Argonne National Laboratory and Intel announced on Thursday that installation of 10,624 blades for the Aurora supercomputer has been completed and the system will come online later in 2023. The machine uses tens of thousands of Xeon Max 'Sapphire Rapids' processors with HBM2E memory as well as tens of thousands Data Center GPU Max 'Ponte Vecchio' compute GPUs to achieve performance of over 2 FP64 ExaFLOPS.
The HPE-built Aurora supercomputer consists of 166 racks with 64 blades per rack, for a total of 10,624 blades. Each Aurora blade is based on two Xeon Max CPUs with 64 GB on-package HBM2E memory as well as six Intel Data Center Max 'Ponte Vecchio' compute GPUs. These CPUs and GPUs will be cooled with a custom liquid-cooling system.
In total, the Aurora supercomputer packs 21,248 general purpose CPUs with over 1.1 million high performance cores, 19.9 petabytes (PB) of DDR5 memory, 1.36 PB of HBM2E memory attached to the CPUs, and 63,744 compute GPUs designed for massively parallel AI and HPC workloads with 8.16 PB of HBM2E memory onboard. The blades are interconnected using HPE's Slingshot fabric designed specifically for supercomputers.
"Aurora is the first deployment of Intel's Max Series GPU, the biggest Xeon Max CPU-based system, and the largest GPU cluster in the world," said Jeff McVeigh, Intel's corporate vice president and general manager of the Super Compute Group. "We are proud to be part of this historic system and excited for the ground-breaking AI, science, and engineering Aurora will enable."
The Aurora supercomputer uses an array of 1,024 storage nodes consisting of solid-state storage devices and providing 220PB of capacity as well as 31 TB/s of total bandwidth, which will be handy for handling workloads involving massive datasets, such as nuclear fusion research, scientific engineering, physical simulations, cure research, weather forecasting, and other tasks.
While the installation of the Aurora blades has been completed, the supercomputer has yet to pass acceptance testing.
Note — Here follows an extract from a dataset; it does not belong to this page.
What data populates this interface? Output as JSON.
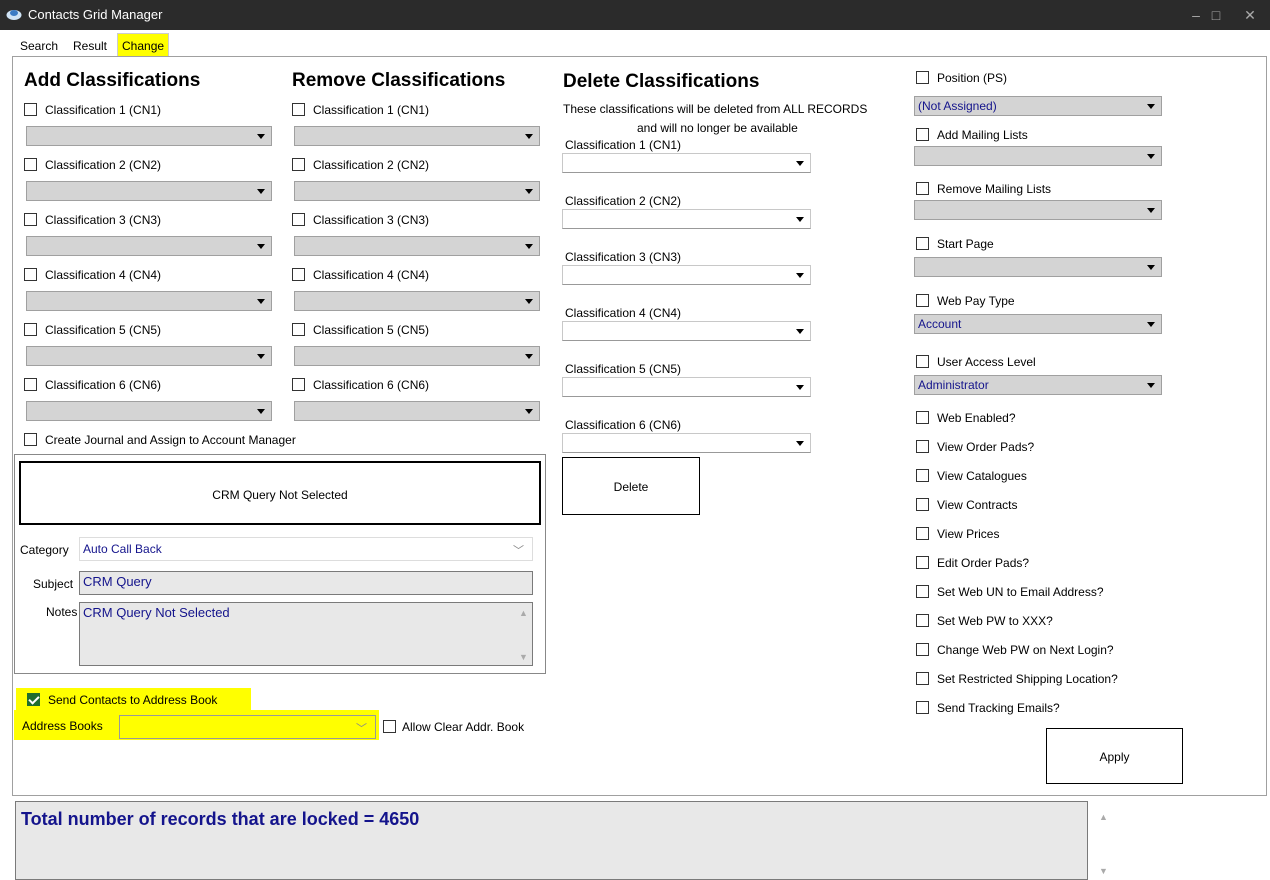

When it does and comes online later this year, it promises to reach a theoretical peak performance beyond 2 ExaFLOPS, making it the first supercomputer to achieve this level of performance when it joins the ranks of the Top500 list.
"While we work toward acceptance testing, we are going to be using Aurora to train some large-scale open source generative AI models for science," said Rick Stevens, Argonne National Laboratory associate laboratory director. "Aurora, with over 60,000 Intel Max GPUs, a very fast I/O system, and an all solid-state mass storage system, is the perfect environment to train these models."
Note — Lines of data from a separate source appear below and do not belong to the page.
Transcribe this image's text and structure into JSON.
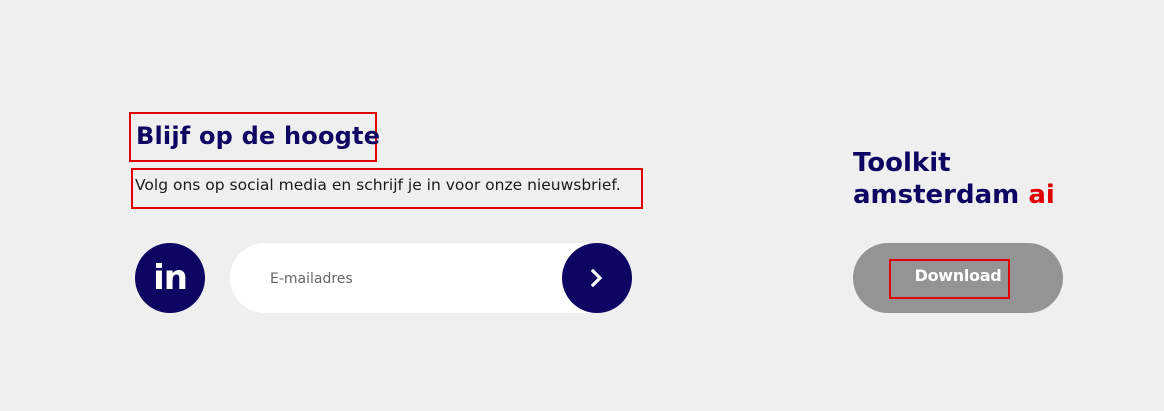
{
  "newsletter_section": {
    "heading": "Blijf op de hoogte",
    "subtitle": "Volg ons op social media en schrijf je in voor onze nieuwsbrief.",
    "linkedin_icon_text": "in",
    "email_placeholder": "E-mailadres",
    "submit_icon": "chevron-right-icon"
  },
  "toolkit": {
    "line1": "Toolkit",
    "line2": "amsterdam",
    "accent": "ai",
    "download_label": "Download"
  },
  "colors": {
    "primary": "#0e0562",
    "accent": "#e10000",
    "button_grey": "#949494",
    "background": "#efefef"
  }
}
While the Aurora supercomputer yet has to pass tests and ANL yet has to submit its performance results to Top500.org, Intel took a chance to share performance advantages its hardware has over competing solutions from AMD and Nvidia.
According to Intel, preliminary tests with the Max Series GPUs show they excel in 'real-world science and engineering workloads,' delivering performance twice as high as AMD Instinct MI250X GPUs on OpenMC, and nearly perfectly scalable across hundreds of nodes. In addition, Intel says that its Intel Xeon Max Series CPU offers a 40% advantage in performance over its rivals in numerous real-world HPC applications, including HPCG, NEMO-GYRE, Anerlastic Wave Propagation, BlackScholes, and OpenFOAM.